The record achieved little success, only reaching No. 69 in the US and No. 21 in the UK. Duffy remarked that he thought that the record wouldn't sell well due to the offensive lyrics. The record went to number one in Portugal also, but quickly dropped out of sight. The single "Coming Down (Drug Tongue)" was released with the band going on tour in support of the new album. Only one more single, "Star", was officially released with a live appearance on UK TV show The Word. "Star" began life in 1986 as "Tom Petty" and was recorded at the "Sonic Temple" demo sessions as "Starchild", being dropped by the band during rehearsals. In 1993 the song was resurrected and was finally completed for the record in 1994 as, just simply, "Star".
When the band began the Beauty's On The Streets tour in winter 1994, they augmented the line up with James Stevenson on rhythm guitar. As with the Ceremony record several years earlier, no other official singles were released, but several other songs were released on a strictly limited basis: "Sacred Life" was released in Spain and the Netherlands, "Be Free" was issued in Canada and France, "Saints Are Down" was issued in Greece, but none of the songs gained much commercial success. During this tour, The Cult made their first ever appearance in Norway.
During the Black Rain tour of South America in spring of 1995, despite the fact that several more new songs had already been recorded, the tour was cancelled after an appearance in Rio de Janeiro in March, and the band split up citing unspecified problems on a recent South American tour. Astbury started up a garage band called Holy Barbarians a few months later.
The band made their debut at the 100 Club in London in February 1996 and released their first (and only) record in May 1996, and toured throughout North America and Europe for the rest of 1996. The band started writing material for a second record in 1997, but the band was dissolved and Astbury began writing and recording a solo record. Throughout 1997 and 1998 Astbury recorded his solo record, originally to be titled Natural Born Guerilla, later called High Time Amplifier.

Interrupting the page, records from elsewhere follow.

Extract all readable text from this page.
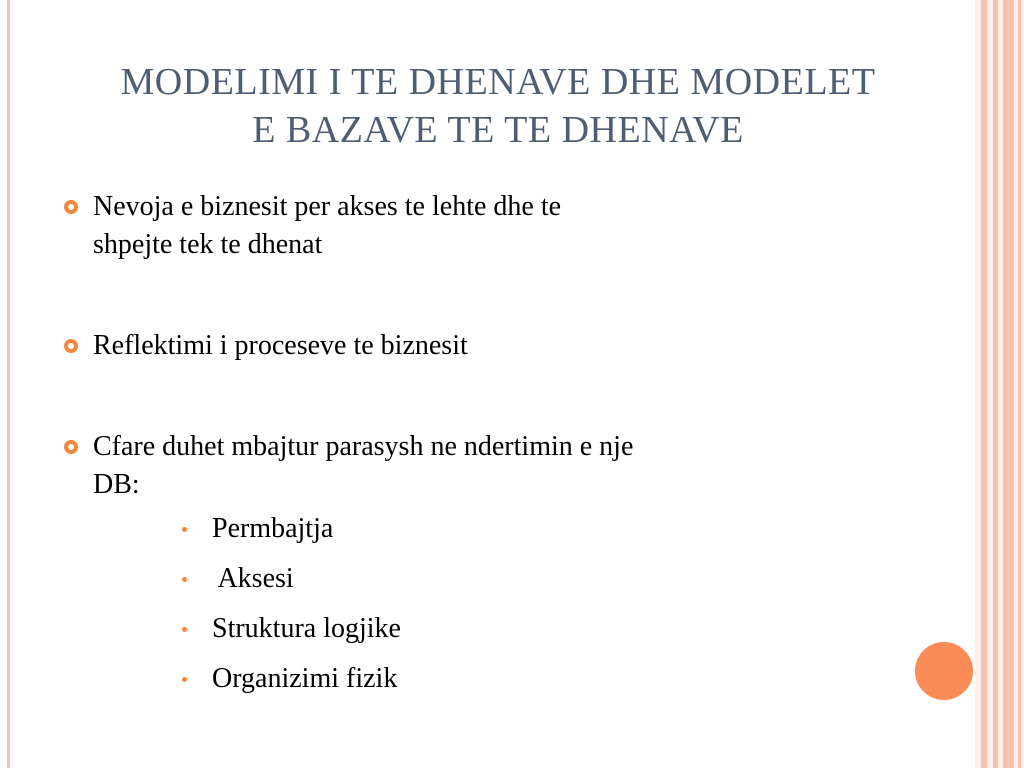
MODELIMI I TE DHENAVE DHE MODELET
E BAZAVE TE TE DHENAVE
Nevoja e biznesit per akses te lehte dhe te
shpejte tek te dhenat
Reflektimi i proceseve te biznesit
Cfare duhet mbajtur parasysh ne ndertimin e nje
DB:
Permbajtja
Aksesi
Struktura logjike
Organizimi fizik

Ultimately the record remained unreleased until June 2000 when it was released under the name Spirit\Light\Speed. Astbury played one solo concert in 1999.

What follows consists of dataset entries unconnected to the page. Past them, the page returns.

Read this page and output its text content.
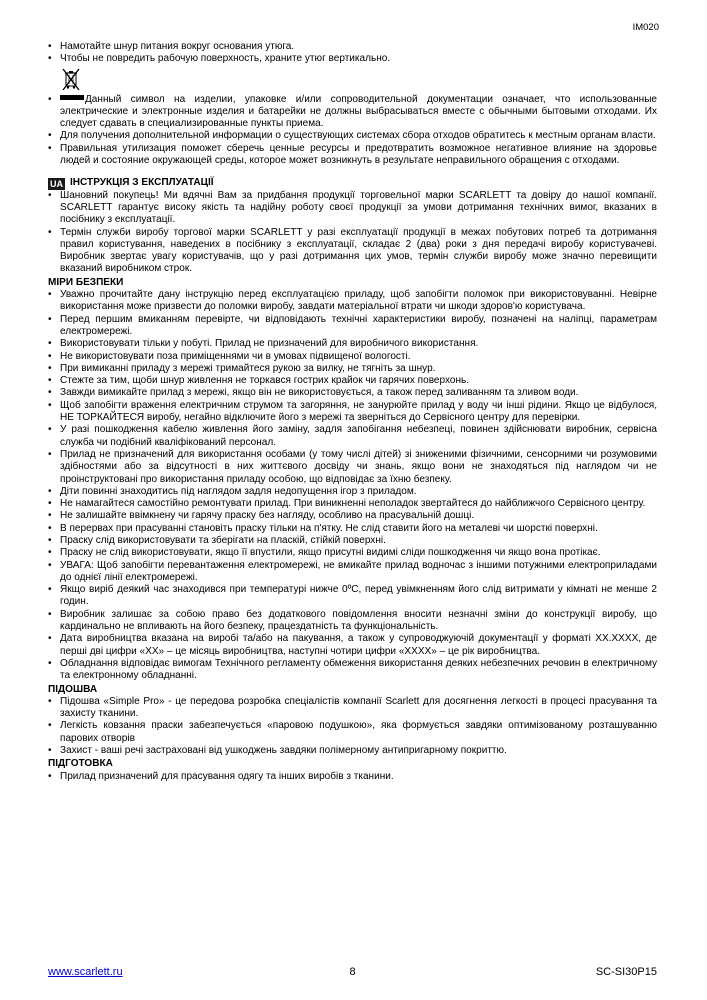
IM020
• Намотайте шнур питания вокруг основания утюга.
• Чтобы не повредить рабочую поверхность, храните утюг вертикально.
• Данный символ на изделии, упаковке и/или сопроводительной документации означает, что использованные электрические и электронные изделия и батарейки не должны выбрасываться вместе с обычными бытовыми отходами. Их следует сдавать в специализированные пункты приема.
• Для получения дополнительной информации о существующих системах сбора отходов обратитесь к местным органам власти.
• Правильная утилизация поможет сберечь ценные ресурсы и предотвратить возможное негативное влияние на здоровье людей и состояние окружающей среды, которое может возникнуть в результате неправильного обращения с отходами.
UA ІНСТРУКЦІЯ З ЕКСПЛУАТАЦІЇ
• Шановний покупець! Ми вдячні Вам за придбання продукції торговельної марки SCARLETT та довіру до нашої компанії. SCARLETT гарантує високу якість та надійну роботу своєї продукції за умови дотримання технічних вимог, вказаних в посібнику з експлуатації.
• Термін служби виробу торгової марки SCARLETT у разі експлуатації продукції в межах побутових потреб та дотримання правил користування, наведених в посібнику з експлуатації, складає 2 (два) роки з дня передачі виробу користувачеві. Виробник звертає увагу користувачів, що у разі дотримання цих умов, термін служби виробу може значно перевищити вказаний виробником строк.
МІРИ БЕЗПЕКИ
• Уважно прочитайте дану інструкцію перед експлуатацією приладу, щоб запобігти поломок при використовуванні. Невірне використання може призвести до поломки виробу, завдати матеріальної втрати чи шкоди здоров'ю користувача.
• Перед першим вмиканням перевірте, чи відповідають технічні характеристики виробу, позначені на наліпці, параметрам електромережі.
• Використовувати тільки у побуті. Прилад не призначений для виробничого використання.
• Не використовувати поза приміщеннями чи в умовах підвищеної вологості.
• При вимиканні приладу з мережі тримайтеся рукою за вилку, не тягніть за шнур.
• Стежте за тим, щоби шнур живлення не торкався гострих крайок чи гарячих поверхонь.
• Завжди вимикайте прилад з мережі, якщо він не використовується, а також перед заливанням та зливом води.
• Щоб запобігти враження електричним струмом та загоряння, не занурюйте прилад у воду чи інші рідини. Якщо це відбулося, НЕ ТОРКАЙТЕСЯ виробу, негайно відключите його з мережі та зверніться до Сервісного центру для перевірки.
• У разі пошкодження кабелю живлення його заміну, задля запобігання небезпеці, повинен здійснювати виробник, сервісна служба чи подібний кваліфікований персонал.
• Прилад не призначений для використання особами (у тому числі дітей) зі зниженими фізичними, сенсорними чи розумовими здібностями або за відсутності в них життєвого досвіду чи знань, якщо вони не знаходяться під наглядом чи не проінструктовані про використання приладу особою, що відповідає за їхню безпеку.
• Діти повинні знаходитись під наглядом задля недопущення ігор з приладом.
• Не намагайтеся самостійно ремонтувати прилад. При виникненні неполадок звертайтеся до найближчого Сервісного центру.
• Не залишайте ввімкнену чи гарячу праску без нагляду, особливо на прасувальній дошці.
• В перервах при прасуванні становіть праску тільки на п'ятку. Не слід ставити його на металеві чи шорсткі поверхні.
• Праску слід використовувати та зберігати на пласкій, стійкій поверхні.
• Праску не слід використовувати, якщо її впустили, якщо присутні видимі сліди пошкодження чи якщо вона протікає.
• УВАГА: Щоб запобігти перевантаження електромережі, не вмикайте прилад водночас з іншими потужними електроприладами до однієї лінії електромережі.
• Якщо виріб деякий час знаходився при температурі нижче 0ºC, перед увімкненням його слід витримати у кімнаті не менше 2 годин.
• Виробник залишає за собою право без додаткового повідомлення вносити незначні зміни до конструкції виробу, що кардинально не впливають на його безпеку, працездатність та функціональність.
• Дата виробництва вказана на виробі та/або на пакування, а також у супроводжуючій документації у форматі XX.XXXX, де перші дві цифри «XX» – це місяць виробництва, наступні чотири цифри «XXXX» – це рік виробництва.
• Обладнання відповідає вимогам Технічного регламенту обмеження використання деяких небезпечних речовин в електричному та електронному обладнанні.
ПІДОШВА
• Підошва «Simple Pro» - це передова розробка спеціалістів компанії Scarlett для досягнення легкості в процесі прасування та захисту тканини.
• Легкість ковзання праски забезпечується «паровою подушкою», яка формується завдяки оптимізованому розташуванню парових отворів
• Захист - ваші речі застраховані від ушкоджень завдяки полімерному антипригарному покриттю.
ПІДГОТОВКА
• Прилад призначений для прасування одягу та інших виробів з тканини.
www.scarlett.ru	8	SC-SI30P15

In November 1996, a number of CD reissues were released: the band's American record company released High Octane Cult, a slightly updated "greatest hits" compilation released only in the US and Japan; The Southern Death Cult, a remastered edition of the fifteen-song compilation CD; a ten-song compilation CD by Death Cult called Ghost Dance, consisting of the untitled four-song EP, the single "God's Zoo", and four unreleased songs from a radio broadcast; and a remastered repackaging of the Dreamtime album, containing only the ten original songs from the record in their original playing order and almost completely different but original artwork. Dreamtime Live at the Lyceum was also remastered and issued on video and for the first time on CD, with the one unreleased song from the concert, "Gimmick".